The first paper interrogated the concept of structural and symbolic violences in the lives of selected self-reported Filipino istambays (on standbys) in relation to the widely perceived notion of “waithood” particularly experienced during youthhood, locally known in the Philippines as the “istambay” phenomenon. Using life course data from the Social Investigation on the Lives of Istambays in the Philippines (SILIP) project covering four marginalized research sites, this study examined how an istambay experiences constitute, shape, and influence what may be considered as experiences of violence impacting specifically their education and employment life trajectories. The paper argued that the limited education and employment experiences (and the lack thereof) of selected istambay respondents unravels both structural and symbolic violences that entrench the stereotypical perception of their idleness and inactivity. These violences appeared to constitute and engender varying dynamics of social interruptions that these istambays encounter, negotiate, and to some, able to overcome. The paper concludes with some research insights on how further analysis of violences and social interruptions as working concepts may offer new avenues in studying istambay phenomenon in the country.
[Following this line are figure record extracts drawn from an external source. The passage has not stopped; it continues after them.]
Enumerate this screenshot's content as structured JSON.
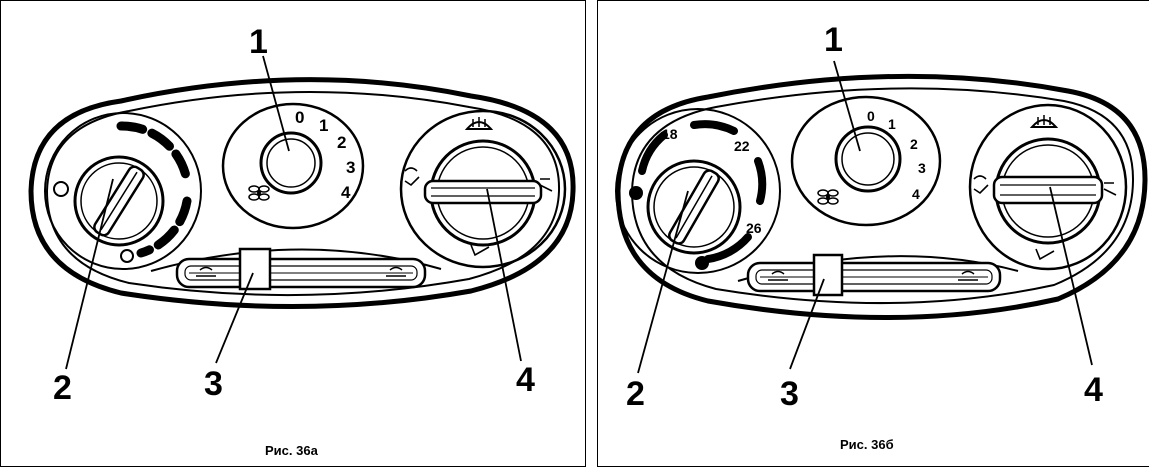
{
  "figure_a": {
    "caption": "Рис. 36а",
    "callouts": [
      "1",
      "2",
      "3",
      "4"
    ],
    "fan_scale": [
      "0",
      "1",
      "2",
      "3",
      "4"
    ]
  },
  "figure_b": {
    "caption": "Рис. 36б",
    "callouts": [
      "1",
      "2",
      "3",
      "4"
    ],
    "fan_scale": [
      "0",
      "1",
      "2",
      "3",
      "4"
    ],
    "temperature_scale": [
      "18",
      "22",
      "26"
    ]
  },
  "icons": [
    "fan-icon",
    "defrost-icon",
    "face-vent-icon",
    "floor-vent-icon",
    "recirculation-icon"
  ]
}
The second paper interrogated on the history and development of Philippine Sociology in the context of Global South discourse. It directs attention to (a) contexts– the recent developments and prospects in the teaching, training and practice of Sociology in the Philippines; (b) contentions – the critical space of knowledge production and disputes between local and international sociologies; and (c) commitments ­– the promise of Sociology in responding to better understand contemporary social problems impinging Philippine society in relation to the global world. Using archival documents and ethnographic observations, this paper argues that while state regulation in the teaching and training of Sociology has relatively been in place, the pursuit to develop a more-grounded and contextualized Philippine Sociology (in terms of theory and methods) remains wanting. In so doing, the examination dives and thrives into Global South discourse to make sense of what Philippine Sociology has become and what it would be in the future.

Batan also served as program coordinator of the RC34 Sociology of Youth panels and as session organizer of Migration, Mobilities and Borders with youth sociologists from France, China, Spain, and Japan.

Batan is Vice-President for Asia of the Research Committee (RC) 34 – Sociology of Youth (2014-2018) and President of the Philippine Sociological Society (2017-2018).

The World Congress of Sociology brings together more than 5,000 sociologists and social scientists every four years. The next world congress will be held at Melbourne, Australia on 2022.